The Baltimore City Fire Department is teaming with civil rights organizations in an effort to increase minority recruitment.

Last week, the WBAL-TV 11 News I-Team exposed how the Baltimore City Fire Department abandoned hiring procedures designed to make the department more diverse.

The Fire Department, the National Association for the Advancement of Colored People and the Urban League announced Wednesday a new partnership intended to create a civilian task force to reverse a recent decline in minority and female cadets going through the Fire Academy.

"Our goal in this new recruiting effort is to increase those numbers to 50 percent city residents and 60 percent members of minority groups," Baltimore City Fire Chief James Clack said.

"I am very pleased to announce today that we have created a partnership both with the Baltimore City Fire Department, the NAACP as well as the Urban League to strengthen our recruitment efforts in the Fire Department," Baltimore Mayor Stephanie Rawlings-Blake said.

The announcement comes less than a week after the I-Team discovered little evidence that the Fire Department is actively seeking minority candidates in a city where African-Americans make up 63 percent of the population.

The Fire Academy class graduating next month is nearly all white.
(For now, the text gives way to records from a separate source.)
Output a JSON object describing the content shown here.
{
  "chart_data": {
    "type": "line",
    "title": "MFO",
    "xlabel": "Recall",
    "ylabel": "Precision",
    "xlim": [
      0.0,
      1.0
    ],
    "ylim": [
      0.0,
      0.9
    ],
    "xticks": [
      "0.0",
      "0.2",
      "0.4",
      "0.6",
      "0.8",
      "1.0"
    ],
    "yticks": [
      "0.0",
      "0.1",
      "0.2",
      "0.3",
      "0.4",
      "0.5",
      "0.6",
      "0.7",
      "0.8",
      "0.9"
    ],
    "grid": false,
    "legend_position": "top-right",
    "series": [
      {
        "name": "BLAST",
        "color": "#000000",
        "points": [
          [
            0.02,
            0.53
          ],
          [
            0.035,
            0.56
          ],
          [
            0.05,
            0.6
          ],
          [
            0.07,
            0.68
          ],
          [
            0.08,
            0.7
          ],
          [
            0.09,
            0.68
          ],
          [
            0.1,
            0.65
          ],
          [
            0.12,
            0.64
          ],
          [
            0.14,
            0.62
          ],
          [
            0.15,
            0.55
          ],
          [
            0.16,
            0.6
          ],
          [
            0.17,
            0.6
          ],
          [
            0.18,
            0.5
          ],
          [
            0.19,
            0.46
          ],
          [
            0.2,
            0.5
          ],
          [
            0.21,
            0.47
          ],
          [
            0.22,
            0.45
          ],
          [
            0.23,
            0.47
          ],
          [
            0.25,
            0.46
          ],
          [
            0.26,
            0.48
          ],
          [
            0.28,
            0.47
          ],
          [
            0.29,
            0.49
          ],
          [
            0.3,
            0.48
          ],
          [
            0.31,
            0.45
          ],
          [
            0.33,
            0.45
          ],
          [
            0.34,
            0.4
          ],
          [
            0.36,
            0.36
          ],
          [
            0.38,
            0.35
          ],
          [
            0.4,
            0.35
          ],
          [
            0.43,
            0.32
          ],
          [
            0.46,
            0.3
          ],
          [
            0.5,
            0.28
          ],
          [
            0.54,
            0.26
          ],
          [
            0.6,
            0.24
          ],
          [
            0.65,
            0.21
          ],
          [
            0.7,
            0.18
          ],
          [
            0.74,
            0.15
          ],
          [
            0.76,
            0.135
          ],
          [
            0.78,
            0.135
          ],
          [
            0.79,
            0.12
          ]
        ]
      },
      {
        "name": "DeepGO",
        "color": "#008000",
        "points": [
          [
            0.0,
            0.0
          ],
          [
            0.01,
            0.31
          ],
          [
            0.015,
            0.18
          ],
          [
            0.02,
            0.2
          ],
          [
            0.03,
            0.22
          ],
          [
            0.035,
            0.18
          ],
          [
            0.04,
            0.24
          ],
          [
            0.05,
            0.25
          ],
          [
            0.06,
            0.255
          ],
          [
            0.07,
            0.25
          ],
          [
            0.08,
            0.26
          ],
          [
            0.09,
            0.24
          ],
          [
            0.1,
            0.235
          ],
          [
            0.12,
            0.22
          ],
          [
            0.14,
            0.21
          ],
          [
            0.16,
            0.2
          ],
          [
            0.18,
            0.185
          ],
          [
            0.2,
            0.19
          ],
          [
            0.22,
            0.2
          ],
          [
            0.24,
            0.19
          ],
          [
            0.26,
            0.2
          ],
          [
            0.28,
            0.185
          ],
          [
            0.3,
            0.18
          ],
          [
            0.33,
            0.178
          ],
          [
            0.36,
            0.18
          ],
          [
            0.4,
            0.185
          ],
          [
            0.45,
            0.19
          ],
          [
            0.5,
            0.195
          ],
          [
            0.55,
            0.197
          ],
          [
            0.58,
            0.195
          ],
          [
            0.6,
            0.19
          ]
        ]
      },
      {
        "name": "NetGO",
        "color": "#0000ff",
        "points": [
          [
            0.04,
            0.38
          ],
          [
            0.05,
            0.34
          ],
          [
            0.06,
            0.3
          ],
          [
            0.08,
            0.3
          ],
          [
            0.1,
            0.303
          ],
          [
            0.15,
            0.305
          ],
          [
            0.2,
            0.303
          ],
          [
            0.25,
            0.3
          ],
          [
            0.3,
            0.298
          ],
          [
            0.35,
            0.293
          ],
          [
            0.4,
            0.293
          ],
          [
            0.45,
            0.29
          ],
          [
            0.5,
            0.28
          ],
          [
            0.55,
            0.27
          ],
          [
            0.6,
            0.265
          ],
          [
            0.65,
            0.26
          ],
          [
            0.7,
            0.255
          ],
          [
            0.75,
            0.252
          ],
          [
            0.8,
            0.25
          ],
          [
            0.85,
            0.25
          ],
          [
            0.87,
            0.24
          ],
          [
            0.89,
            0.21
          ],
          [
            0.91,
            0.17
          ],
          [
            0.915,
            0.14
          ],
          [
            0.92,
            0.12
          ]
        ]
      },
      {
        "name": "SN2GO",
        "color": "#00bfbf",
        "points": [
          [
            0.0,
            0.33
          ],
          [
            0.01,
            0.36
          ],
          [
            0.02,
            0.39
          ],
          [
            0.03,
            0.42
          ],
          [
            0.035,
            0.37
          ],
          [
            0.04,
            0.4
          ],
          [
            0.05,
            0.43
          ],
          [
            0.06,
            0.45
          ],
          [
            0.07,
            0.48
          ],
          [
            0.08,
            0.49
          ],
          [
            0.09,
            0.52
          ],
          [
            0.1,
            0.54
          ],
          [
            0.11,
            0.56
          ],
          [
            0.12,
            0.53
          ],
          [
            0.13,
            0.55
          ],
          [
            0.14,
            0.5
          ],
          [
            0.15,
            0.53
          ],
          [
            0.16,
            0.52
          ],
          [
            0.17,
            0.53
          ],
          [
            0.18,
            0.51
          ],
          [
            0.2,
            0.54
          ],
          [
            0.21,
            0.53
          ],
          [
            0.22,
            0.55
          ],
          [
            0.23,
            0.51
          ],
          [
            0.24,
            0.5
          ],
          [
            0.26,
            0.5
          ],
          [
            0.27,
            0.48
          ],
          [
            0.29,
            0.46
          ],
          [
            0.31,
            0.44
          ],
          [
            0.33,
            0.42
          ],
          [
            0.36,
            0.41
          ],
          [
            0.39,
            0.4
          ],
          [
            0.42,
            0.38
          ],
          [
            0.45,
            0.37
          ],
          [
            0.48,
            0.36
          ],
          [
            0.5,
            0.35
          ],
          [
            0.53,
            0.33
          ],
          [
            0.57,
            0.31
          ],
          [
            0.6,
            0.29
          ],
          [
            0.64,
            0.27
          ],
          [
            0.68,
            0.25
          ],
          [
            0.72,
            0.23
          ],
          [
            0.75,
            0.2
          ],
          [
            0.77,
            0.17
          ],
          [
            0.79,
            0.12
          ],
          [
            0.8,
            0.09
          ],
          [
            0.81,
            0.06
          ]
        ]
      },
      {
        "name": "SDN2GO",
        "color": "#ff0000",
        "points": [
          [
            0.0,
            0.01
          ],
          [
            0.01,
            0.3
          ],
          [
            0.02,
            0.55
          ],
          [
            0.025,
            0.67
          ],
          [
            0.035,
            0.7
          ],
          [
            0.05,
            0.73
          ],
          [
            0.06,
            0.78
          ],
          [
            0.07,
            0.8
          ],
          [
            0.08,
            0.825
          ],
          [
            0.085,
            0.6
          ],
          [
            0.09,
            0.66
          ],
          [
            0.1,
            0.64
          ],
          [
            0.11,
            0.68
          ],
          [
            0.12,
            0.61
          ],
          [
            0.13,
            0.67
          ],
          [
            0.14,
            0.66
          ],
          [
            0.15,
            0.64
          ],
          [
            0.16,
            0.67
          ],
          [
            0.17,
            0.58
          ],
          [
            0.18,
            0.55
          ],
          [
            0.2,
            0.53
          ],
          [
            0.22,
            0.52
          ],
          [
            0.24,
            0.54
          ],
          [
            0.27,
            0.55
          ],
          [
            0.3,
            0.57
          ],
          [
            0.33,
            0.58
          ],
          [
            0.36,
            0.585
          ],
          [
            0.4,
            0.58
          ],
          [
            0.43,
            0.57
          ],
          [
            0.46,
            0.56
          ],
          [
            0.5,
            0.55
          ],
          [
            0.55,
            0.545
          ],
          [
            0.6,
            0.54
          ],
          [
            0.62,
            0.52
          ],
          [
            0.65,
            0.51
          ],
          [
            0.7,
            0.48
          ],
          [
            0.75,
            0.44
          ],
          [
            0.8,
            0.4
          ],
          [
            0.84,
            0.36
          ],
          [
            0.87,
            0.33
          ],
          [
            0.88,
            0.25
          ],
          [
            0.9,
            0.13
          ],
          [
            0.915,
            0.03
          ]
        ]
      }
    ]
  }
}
Out of the 45 members, five are African-American and three are women. The very next academy class has no female cadets.

"We all know that Baltimore is a very diverse city," Clack said. "If we focus our recruiting efforts on those city residents, then our efforts will recruit a diverse pool of candidates."

Last week, fire officials told the 11 News I-Team that the department's last recruitment efforts took place more than two years ago consisting of visits to 20 places, including schools, churches and community events. When the I-Team attempted to contact them all, half said they had no recollection or documentation to support the Fire Department's claim.
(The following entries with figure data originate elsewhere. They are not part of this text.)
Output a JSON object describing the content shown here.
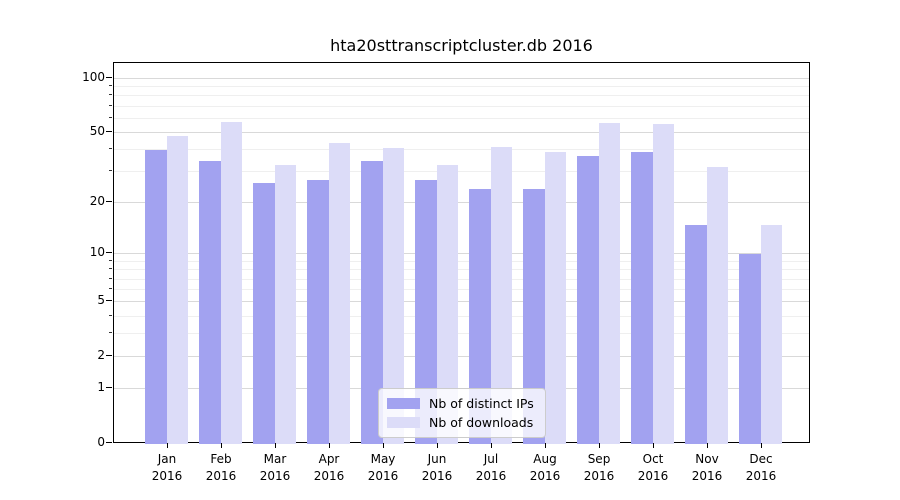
{
  "title": "hta20sttranscriptcluster.db 2016",
  "chart_data": {
    "type": "bar",
    "title": "hta20sttranscriptcluster.db 2016",
    "categories": [
      "Jan",
      "Feb",
      "Mar",
      "Apr",
      "May",
      "Jun",
      "Jul",
      "Aug",
      "Sep",
      "Oct",
      "Nov",
      "Dec"
    ],
    "category_year": "2016",
    "series": [
      {
        "name": "Nb of distinct IPs",
        "color": "#a2a2f0",
        "values": [
          40,
          35,
          26,
          27,
          35,
          27,
          24,
          24,
          37,
          39,
          15,
          10
        ]
      },
      {
        "name": "Nb of downloads",
        "color": "#dcdcf8",
        "values": [
          48,
          58,
          33,
          44,
          41,
          33,
          42,
          39,
          57,
          56,
          32,
          15
        ]
      }
    ],
    "y_axis": {
      "scale": "log10(value+1)",
      "major_ticks": [
        0,
        1,
        2,
        5,
        10,
        20,
        50,
        100
      ],
      "minor_ticks": [
        3,
        4,
        6,
        7,
        8,
        9,
        30,
        40,
        60,
        70,
        80,
        90
      ],
      "ylim": [
        0,
        123
      ]
    },
    "legend": {
      "position": "lower center"
    },
    "grid": true
  },
  "colors": {
    "bar_distinct_ips": "#a2a2f0",
    "bar_downloads": "#dcdcf8",
    "grid_major": "#d9d9d9",
    "grid_minor": "#efefef",
    "spine": "#000000",
    "background": "#ffffff",
    "legend_border": "#cccccc",
    "text": "#000000"
  }
}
A department representative told the I-Team that the Fire Department did staff recruiting events but "it appears that the record keeping for the past recruitment efforts have not been managed as they should have and what was provided to WBAL doesn't reflect the actual efforts."

The Fire Department has created a recruitment committee that will now include a member of the NAACP.

"Under this new partnership, the NAACP and the Urban League will work with a diverse cross-section of local faith institutions and community associations to promote the Fire Department's recruitment efforts," Rawlings-Blake said.

The task force is scheduled to meet over next few months to come up with a recruitment strategy.